Assyrians recall ISIS victims in Syria’s Tel Tamr

Tel Tamr, Syria (North Press) – On Monday, the Assyrians in Tel Tamer, north of Hasakah, northeast Syria, recalled the victims of the Islamic State (ISIS) attack on their villages in 2015, by visiting their tombs and lighting candles amid tears.

On February 23, 2015, ISIS attacked villages in the countryside of Tel Tamer, which are inhabited by Assyrians.

The attack resulted in the kidnapping of 231 Assyrians from the region, who were later released by paying a ransom, while ISIS destroyed 11 churches in Christian villages.

64 fighters from the People’s Protection Units (YPG) and Women’s Protection Units (YPJ), the Assyrian Khabour Guard and the Syriac Military Council were killed while they repelled the attack.

The residents of Tel Tamer, located on the banks of the Khabour River, annually commemorate the victims of the attack.

Dozens of Assyrians and members of civil and military institutions participated in the commemoration, which was held at the cemetery of the village of Tel Shannan, east of the town.

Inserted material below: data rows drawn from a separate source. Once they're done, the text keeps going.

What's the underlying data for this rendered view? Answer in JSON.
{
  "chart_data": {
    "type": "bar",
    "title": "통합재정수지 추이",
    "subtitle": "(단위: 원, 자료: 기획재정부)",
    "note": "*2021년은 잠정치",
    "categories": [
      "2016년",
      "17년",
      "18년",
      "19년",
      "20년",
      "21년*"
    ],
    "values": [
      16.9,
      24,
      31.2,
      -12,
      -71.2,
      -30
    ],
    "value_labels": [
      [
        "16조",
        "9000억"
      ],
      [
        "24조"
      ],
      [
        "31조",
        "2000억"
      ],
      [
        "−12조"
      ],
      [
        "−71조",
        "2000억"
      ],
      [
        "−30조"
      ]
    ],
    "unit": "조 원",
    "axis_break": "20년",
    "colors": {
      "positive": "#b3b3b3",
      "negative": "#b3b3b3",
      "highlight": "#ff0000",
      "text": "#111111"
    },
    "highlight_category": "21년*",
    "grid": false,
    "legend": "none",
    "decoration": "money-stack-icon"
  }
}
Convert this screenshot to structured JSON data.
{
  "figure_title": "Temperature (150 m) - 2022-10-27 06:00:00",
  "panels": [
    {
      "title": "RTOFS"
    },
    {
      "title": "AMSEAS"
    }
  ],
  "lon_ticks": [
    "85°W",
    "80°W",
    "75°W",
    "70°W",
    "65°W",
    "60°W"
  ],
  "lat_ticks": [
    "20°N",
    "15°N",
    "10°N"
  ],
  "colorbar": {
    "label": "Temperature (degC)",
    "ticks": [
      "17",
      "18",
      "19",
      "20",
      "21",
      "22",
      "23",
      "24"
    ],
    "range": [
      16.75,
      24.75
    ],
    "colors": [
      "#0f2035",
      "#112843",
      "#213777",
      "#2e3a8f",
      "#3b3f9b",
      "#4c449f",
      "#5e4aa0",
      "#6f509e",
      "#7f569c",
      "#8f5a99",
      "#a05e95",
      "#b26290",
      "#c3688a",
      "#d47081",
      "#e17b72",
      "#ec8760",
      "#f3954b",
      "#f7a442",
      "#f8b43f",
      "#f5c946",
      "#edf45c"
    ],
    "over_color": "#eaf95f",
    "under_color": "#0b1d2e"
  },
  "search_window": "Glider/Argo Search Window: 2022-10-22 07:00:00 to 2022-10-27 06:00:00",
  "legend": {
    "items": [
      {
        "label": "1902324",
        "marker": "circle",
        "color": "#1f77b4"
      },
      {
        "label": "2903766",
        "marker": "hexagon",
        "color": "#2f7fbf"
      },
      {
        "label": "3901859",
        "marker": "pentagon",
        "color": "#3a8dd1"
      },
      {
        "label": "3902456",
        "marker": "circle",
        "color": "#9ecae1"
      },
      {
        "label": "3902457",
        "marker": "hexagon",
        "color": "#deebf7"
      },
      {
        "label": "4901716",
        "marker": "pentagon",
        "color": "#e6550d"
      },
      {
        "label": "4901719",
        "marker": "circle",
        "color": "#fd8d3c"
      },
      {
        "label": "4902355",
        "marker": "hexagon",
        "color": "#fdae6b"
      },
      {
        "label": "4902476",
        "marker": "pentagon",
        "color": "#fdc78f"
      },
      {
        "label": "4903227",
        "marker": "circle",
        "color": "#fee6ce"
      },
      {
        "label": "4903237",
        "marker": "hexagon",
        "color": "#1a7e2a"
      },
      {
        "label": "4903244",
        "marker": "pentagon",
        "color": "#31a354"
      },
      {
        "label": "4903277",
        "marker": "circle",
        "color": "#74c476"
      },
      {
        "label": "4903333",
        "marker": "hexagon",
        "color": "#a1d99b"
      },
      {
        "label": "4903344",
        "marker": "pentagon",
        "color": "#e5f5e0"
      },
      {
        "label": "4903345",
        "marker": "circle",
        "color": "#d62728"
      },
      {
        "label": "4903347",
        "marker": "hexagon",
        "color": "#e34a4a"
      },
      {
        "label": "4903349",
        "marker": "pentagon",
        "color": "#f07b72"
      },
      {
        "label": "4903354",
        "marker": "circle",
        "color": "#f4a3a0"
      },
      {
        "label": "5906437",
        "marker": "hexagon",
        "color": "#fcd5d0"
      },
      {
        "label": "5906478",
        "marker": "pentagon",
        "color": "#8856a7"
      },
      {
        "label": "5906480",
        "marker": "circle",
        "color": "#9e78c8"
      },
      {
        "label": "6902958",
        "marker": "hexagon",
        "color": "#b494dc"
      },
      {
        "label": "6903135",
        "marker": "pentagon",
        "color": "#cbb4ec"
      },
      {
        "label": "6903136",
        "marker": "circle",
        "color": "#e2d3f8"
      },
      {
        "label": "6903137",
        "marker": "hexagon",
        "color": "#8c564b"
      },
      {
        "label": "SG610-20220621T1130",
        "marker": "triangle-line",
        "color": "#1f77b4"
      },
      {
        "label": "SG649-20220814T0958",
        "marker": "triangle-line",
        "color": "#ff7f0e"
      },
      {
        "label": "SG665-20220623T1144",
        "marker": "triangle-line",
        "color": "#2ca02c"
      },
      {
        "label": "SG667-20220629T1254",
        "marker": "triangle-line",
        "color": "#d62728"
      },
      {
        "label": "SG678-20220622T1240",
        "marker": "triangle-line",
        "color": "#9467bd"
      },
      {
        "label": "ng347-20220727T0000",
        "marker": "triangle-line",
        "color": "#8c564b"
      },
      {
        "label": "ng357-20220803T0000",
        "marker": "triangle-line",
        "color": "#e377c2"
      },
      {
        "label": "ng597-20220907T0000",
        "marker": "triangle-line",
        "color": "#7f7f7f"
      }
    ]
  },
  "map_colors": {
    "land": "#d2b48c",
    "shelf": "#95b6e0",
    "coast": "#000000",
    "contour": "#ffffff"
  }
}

Jamila Kako, an administrator in the Assyrian Martyrs’ Families Council, said that 11 people from the Assyrian community lost their lives in that attack.

Kako mentioned that they commemorate the victims of the attack every year, after thousands from the Assyrian Christian community were displaced due to the attack.

Kako, who was among the kidnapped during the attack, expressed her fear of repeating the same scenario through the consecutive targeting of the Turkish forces and the opposition groups on the Assyrian villages in the countryside of Tel Tamr.

At the cemetery, Assyrian officials and clerics delivered speeches, expressing their sadness that the best of the young people lost their lives while defending their land, and affirmed that the cohesion of the peoples of the region could defeat and eliminate ISIS attack later.